L'ironie imprévisible de la dialectique de l'histoire a, pendant des décennies, fait tomber férocement la répression politique de l'État sur ce négatif émergent et inattendu : la fuite rapide d'informations en faveur de l'intérêt public et de la préservation des droits humains et civils sur un l'échelle mondiale, objectif premier de la presse démocratique et, plus largement, de la défense de la liberté d'expression. O statu quo l'État-entreprise prétexte des raisons légitimes : une fuite, entreprise wiki ou non, elle engendre des effets dévastateurs sur les rapports politiques de force et de sécurité entre l'État et la société civile, voire entre les nations – rapports fondés sur le brassage des plaques tectoniques. (Mode brut, la particule wiki fait référence à un travail d'édition partagé, avec le résultat disponible pour un accès universel).

Des « sorties » de cette nature peuvent avoir lieu à la fois via Wikileaks ou d'organisations similaires, ainsi que des actions personnelles, comme celle d'Edward Snowden, ou des actions journalistiques et institutionnelles, comme celles de Washington Post et The Guardian. En juin et juillet 2013, les deux journaux et Snowden, un ancien technicien en sécurité informatique qui a fourni des services au Pentagone et se trouve depuis en asile dans un lieu indéterminé en Russie, ont dénoncé, dans une série d'articles, le système mondial de surveillance de l'Agence de sécurité nationale des États-Unis (NSA).15

La plaque tournante sociale de cette « guerre » de vitesse entre secret et révélation a été et restera la visibilité multimédia, aujourd'hui en poussée numérique et interactive. La guerre contre le terrorisme menée par des groupes religieux et politiques, ainsi que la cyberguerre (désormais dans une atmosphère de recrudescence de la guerre froide avec l'épicentre en Ukraine et reprogrammée à l'invisibilité des réseaux de chantage, d'espionnage et de désinformation), n'ont fait que conférer une plus grande légitimité à l'intégrisme d'État , exprimées en mesures de persécution contre les « inconduites » informationnelles.

La charge, dans ces cas, est déjà vu, rééditant le vieux poignard policier : « complot » – « attentat contre l'État » qui répète aussi ce que l'on sait déjà : les technobureaucraties démocratiques craignent paranoïaquement les réseaux en temps réel parce qu'elles ont toujours craint le tapage multivocal généralisé, le commun vite réorganisé. Pas par hasard, ils les surveillent, veillent sur eux, les systématisent, dans la vaine perspective de les contrôler un jour en tout.
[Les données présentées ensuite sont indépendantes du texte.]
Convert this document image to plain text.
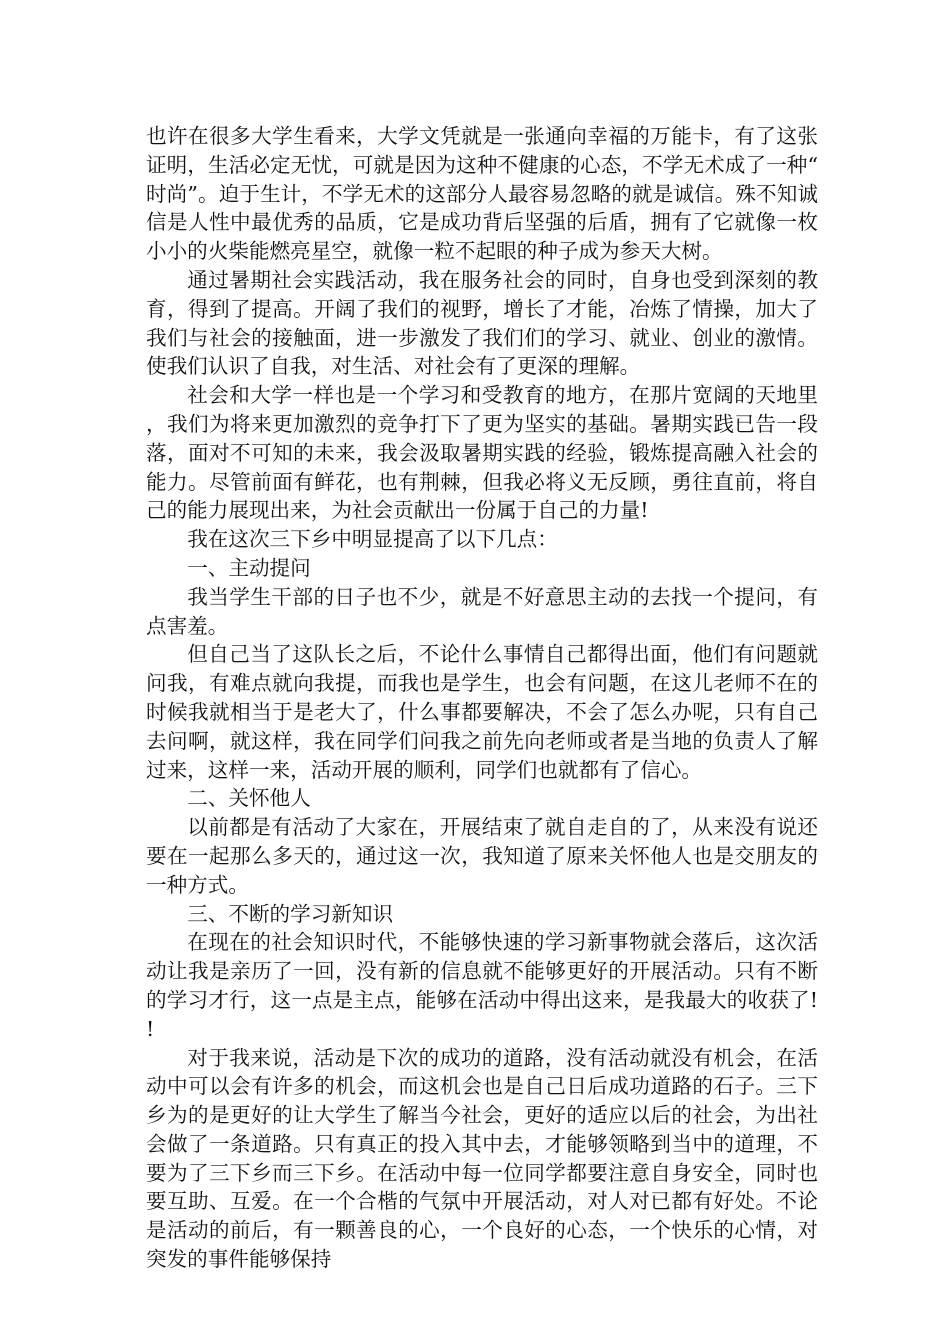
也许在很多大学生看来，大学文凭就是一张通向幸福的万能卡，有了这张证明，生活必定无忧，可就是因为这种不健康的心态，不学无术成了一种“时尚”。迫于生计，不学无术的这部分人最容易忽略的就是诚信。殊不知诚信是人性中最优秀的品质，它是成功背后坚强的后盾，拥有了它就像一枚小小的火柴能燃亮星空，就像一粒不起眼的种子成为参天大树。

通过暑期社会实践活动，我在服务社会的同时，自身也受到深刻的教育，得到了提高。开阔了我们的视野，增长了才能，冶炼了情操，加大了我们与社会的接触面，进一步激发了我们们的学习、就业、创业的激情。使我们认识了自我，对生活、对社会有了更深的理解。

社会和大学一样也是一个学习和受教育的地方，在那片宽阔的天地里，我们为将来更加激烈的竞争打下了更为坚实的基础。暑期实践已告一段落，面对不可知的未来，我会汲取暑期实践的经验，锻炼提高融入社会的能力。尽管前面有鲜花，也有荆棘，但我必将义无反顾，勇往直前，将自己的能力展现出来，为社会贡献出一份属于自己的力量!

我在这次三下乡中明显提高了以下几点：

一、主动提问

我当学生干部的日子也不少，就是不好意思主动的去找一个提问，有点害羞。

但自己当了这队长之后，不论什么事情自己都得出面，他们有问题就问我，有难点就向我提，而我也是学生，也会有问题，在这儿老师不在的时候我就相当于是老大了，什么事都要解决，不会了怎么办呢，只有自己去问啊，就这样，我在同学们问我之前先向老师或者是当地的负责人了解过来，这样一来，活动开展的顺利，同学们也就都有了信心。

二、关怀他人

以前都是有活动了大家在，开展结束了就自走自的了，从来没有说还要在一起那么多天的，通过这一次，我知道了原来关怀他人也是交朋友的一种方式。

三、不断的学习新知识

在现在的社会知识时代，不能够快速的学习新事物就会落后，这次活动让我是亲历了一回，没有新的信息就不能够更好的开展活动。只有不断的学习才行，这一点是主点，能够在活动中得出这来，是我最大的收获了!!

对于我来说，活动是下次的成功的道路，没有活动就没有机会，在活动中可以会有许多的机会，而这机会也是自己日后成功道路的石子。三下乡为的是更好的让大学生了解当今社会，更好的适应以后的社会，为出社会做了一条道路。只有真正的投入其中去，才能够领略到当中的道理，不要为了三下乡而三下乡。在活动中每一位同学都要注意自身安全，同时也要互助、互爱。在一个合楷的气氛中开展活动，对人对已都有好处。不论是活动的前后，有一颗善良的心，一个良好的心态，一个快乐的心情，对突发的事件能够保持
L'intelligence de l'armure au établissement monde virtuel, en particulier dans l'hémisphère nord, n'est pas aussi sûr qu'il y paraît. L'adhésion inconditionnelle des institutions aux promesses fonctionnelles de l'informatisation et de la numérisation a convergé vers l'affectation des archives dans des « lieux » sujets à invasion – soit par fuite de dénonciateurs, soit par activité piratage. Rien n'est protégé à 100% s'il est sous code binaire ou n'importe quel langage informatique. Le cryptage n'est une barrière absolue que dans l'esprit du profane.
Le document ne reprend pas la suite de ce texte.